Beevor estimates that Russia’s Civil War “led to the deaths of up to 12 million people, the utter impoverishment of the whole country and suffering on an unimaginable scale.” He tells the story of the civil war month-by-month in multiple geographical regions, examines battles large and small, assesses military commanders on both sides, explains the motives and efficacy of allied interventions, and describes the large-scale cruelties and atrocities perpetrated by the warring parties.
The Russian Civil War is commonly and conventionally described as a conflict between the “Reds” (the Bolshevik regime and army) and the “Whites” (the opposition forces). But as Beevor shows, while the Reds were disciplined, organized, and benefited from internal lines of communication, the White forces had differing political aims and were geographically dispersed.
White commanders, like Admiral Alexandr Kolchak, Gen. Anton Denikin, and Gen. Baron Piotr Wrangel, vied with each other for political preeminence, troops, and supplies. Both the Red and White forces sought allies among Cossacks and other peoples. And the civil war overlapped other conflicts, including a fierce Polish-Russian war. There was fighting in Petrograd (formerly and later St. Petersburg), near Moscow, in Tsaritsyn (later Stalingrad), Ukraine, the Caucuses, Crimea, Siberia, and elsewhere.
Bolshevik leaders believed that their revolution would ultimately spread to other countries in Europe and then to the rest of the world, which is why they created the Comintern as the instrument of global revolution. And to ensure the survival of the communist regime in Russia, they established the Cheka, the secret police that was the forerunner to the NKVD and KGB.
Cameo appearances in the book include Winston Churchill, who as a member of the British cabinet sought to help the Whites defeat the Bolsheviks; Halford Mackinder, the great geopolitical theorist who served as British High Commissioner to South Russia during the civil war; American Col. William Donovan, the decorated World War I hero who later became head of the World War II Office of Strategic Services; and American Col. Robert Eichelberger, who fought alongside Japanese forces in Russia and who later fought under Gen. Douglas MacArthur to defeat Japan in World War II.
Beevor notes that the war swayed back and forth, and there were times when it appeared that the Whites could prevail. Churchill wanted to form a great anti-Bolshevik alliance to strangle Bolshevism in its cradle, and both he and Mackinder predicted that a Bolshevik victory would result in future global problems. How right they were. But neither the White forces nor the allied countries that intervened coordinated their anti-Bolshevik activities—and that fatally undermined their efforts.

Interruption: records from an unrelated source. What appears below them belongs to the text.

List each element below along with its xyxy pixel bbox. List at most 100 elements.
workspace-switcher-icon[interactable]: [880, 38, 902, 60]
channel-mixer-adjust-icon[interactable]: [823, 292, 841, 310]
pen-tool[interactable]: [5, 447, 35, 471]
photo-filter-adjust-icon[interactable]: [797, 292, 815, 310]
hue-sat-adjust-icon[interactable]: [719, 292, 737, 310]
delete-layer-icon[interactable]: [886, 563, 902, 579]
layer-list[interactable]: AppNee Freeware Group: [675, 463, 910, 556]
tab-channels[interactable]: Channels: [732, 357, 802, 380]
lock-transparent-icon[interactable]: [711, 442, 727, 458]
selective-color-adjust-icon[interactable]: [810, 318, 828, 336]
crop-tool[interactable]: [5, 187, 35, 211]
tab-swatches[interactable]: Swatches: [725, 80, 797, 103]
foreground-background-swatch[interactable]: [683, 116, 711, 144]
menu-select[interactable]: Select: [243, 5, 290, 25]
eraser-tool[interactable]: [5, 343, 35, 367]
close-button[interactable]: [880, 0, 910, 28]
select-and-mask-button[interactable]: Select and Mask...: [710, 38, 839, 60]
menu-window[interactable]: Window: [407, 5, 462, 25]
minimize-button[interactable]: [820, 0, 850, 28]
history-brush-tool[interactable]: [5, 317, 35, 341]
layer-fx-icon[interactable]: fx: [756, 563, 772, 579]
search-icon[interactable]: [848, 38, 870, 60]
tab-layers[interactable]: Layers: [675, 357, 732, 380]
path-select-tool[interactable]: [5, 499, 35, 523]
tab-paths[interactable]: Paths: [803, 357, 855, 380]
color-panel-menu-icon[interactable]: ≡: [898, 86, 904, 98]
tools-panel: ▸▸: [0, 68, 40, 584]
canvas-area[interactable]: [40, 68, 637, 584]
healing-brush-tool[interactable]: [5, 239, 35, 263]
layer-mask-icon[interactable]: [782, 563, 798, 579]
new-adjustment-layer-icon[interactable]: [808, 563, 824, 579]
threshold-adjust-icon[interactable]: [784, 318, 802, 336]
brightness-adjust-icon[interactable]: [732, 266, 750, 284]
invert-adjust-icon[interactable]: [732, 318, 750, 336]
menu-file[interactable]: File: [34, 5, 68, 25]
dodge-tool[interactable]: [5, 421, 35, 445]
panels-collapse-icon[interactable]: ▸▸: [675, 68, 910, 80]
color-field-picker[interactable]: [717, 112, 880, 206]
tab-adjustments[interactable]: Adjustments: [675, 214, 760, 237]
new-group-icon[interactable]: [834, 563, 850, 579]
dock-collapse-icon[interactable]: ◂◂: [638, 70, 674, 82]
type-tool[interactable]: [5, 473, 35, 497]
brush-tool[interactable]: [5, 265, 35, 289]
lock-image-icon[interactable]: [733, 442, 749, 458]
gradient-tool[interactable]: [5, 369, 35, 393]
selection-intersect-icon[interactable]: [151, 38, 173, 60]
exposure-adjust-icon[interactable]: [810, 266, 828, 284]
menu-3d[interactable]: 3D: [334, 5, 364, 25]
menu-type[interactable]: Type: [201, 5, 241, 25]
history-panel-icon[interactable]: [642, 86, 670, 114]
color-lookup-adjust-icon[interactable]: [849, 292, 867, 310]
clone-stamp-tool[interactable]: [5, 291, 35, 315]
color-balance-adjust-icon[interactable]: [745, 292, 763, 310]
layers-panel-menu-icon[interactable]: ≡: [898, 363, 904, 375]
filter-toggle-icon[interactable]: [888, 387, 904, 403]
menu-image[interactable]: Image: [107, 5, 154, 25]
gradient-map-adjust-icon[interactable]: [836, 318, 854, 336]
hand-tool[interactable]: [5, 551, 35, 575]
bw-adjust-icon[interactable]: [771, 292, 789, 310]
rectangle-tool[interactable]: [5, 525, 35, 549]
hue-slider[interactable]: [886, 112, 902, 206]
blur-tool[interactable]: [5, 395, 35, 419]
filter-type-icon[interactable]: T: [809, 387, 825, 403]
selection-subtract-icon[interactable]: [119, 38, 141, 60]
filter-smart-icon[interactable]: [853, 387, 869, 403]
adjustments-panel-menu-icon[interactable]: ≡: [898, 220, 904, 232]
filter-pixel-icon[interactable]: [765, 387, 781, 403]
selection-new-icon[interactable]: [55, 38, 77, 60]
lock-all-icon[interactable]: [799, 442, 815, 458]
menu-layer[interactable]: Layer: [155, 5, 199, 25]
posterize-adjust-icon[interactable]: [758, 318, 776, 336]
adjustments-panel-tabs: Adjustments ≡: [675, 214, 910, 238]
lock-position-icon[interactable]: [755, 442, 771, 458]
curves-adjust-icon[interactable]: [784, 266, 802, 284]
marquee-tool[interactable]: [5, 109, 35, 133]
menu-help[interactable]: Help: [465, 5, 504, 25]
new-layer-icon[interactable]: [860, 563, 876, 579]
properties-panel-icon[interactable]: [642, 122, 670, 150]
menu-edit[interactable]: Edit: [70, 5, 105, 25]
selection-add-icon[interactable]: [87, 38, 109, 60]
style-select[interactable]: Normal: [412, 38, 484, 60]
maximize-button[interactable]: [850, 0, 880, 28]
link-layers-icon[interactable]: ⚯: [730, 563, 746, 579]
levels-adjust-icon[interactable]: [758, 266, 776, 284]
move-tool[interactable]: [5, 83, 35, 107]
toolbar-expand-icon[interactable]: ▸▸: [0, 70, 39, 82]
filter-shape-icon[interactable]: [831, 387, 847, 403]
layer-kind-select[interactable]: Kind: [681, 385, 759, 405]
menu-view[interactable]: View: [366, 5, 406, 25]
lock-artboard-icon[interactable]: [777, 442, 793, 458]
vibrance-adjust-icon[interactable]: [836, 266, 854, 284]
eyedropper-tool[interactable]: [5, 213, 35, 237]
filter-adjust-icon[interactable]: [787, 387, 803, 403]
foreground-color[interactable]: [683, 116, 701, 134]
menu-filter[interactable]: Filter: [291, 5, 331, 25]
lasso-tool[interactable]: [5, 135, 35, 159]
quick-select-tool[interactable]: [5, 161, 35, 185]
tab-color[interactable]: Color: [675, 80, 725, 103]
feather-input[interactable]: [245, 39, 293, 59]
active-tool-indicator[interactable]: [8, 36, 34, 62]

Some historians and political scientists still cling to a belief that Josef Stalin perverted Marxism into a repressive dictatorial regime of terrible cruelty. Beevor’s book, however, should dispel any remaining doubts that Stalinism was a fulfillment of Marxism-Leninism. All of the tools of repression and cruelty—forced labor camps, widespread torture and terror, the elimination of class enemies, state-induced famine—were all instituted by Lenin during the civil war.
Beevor concludes this magisterial history by noting that “[f]ratricidal wars are bound to be cruel because of their lack of definable front lines, because of their instant extension into civilian life, and because of the terrible hatreds and suspicions which they engender.” The cruelties Beevor recounts were, in his words, “beyond belief” and “unspeakable.” And while the Whites sometimes “represented the worst examples of humanity, [f]or ruthless inhumanity . . . the Bolsheviks were unbeatable.”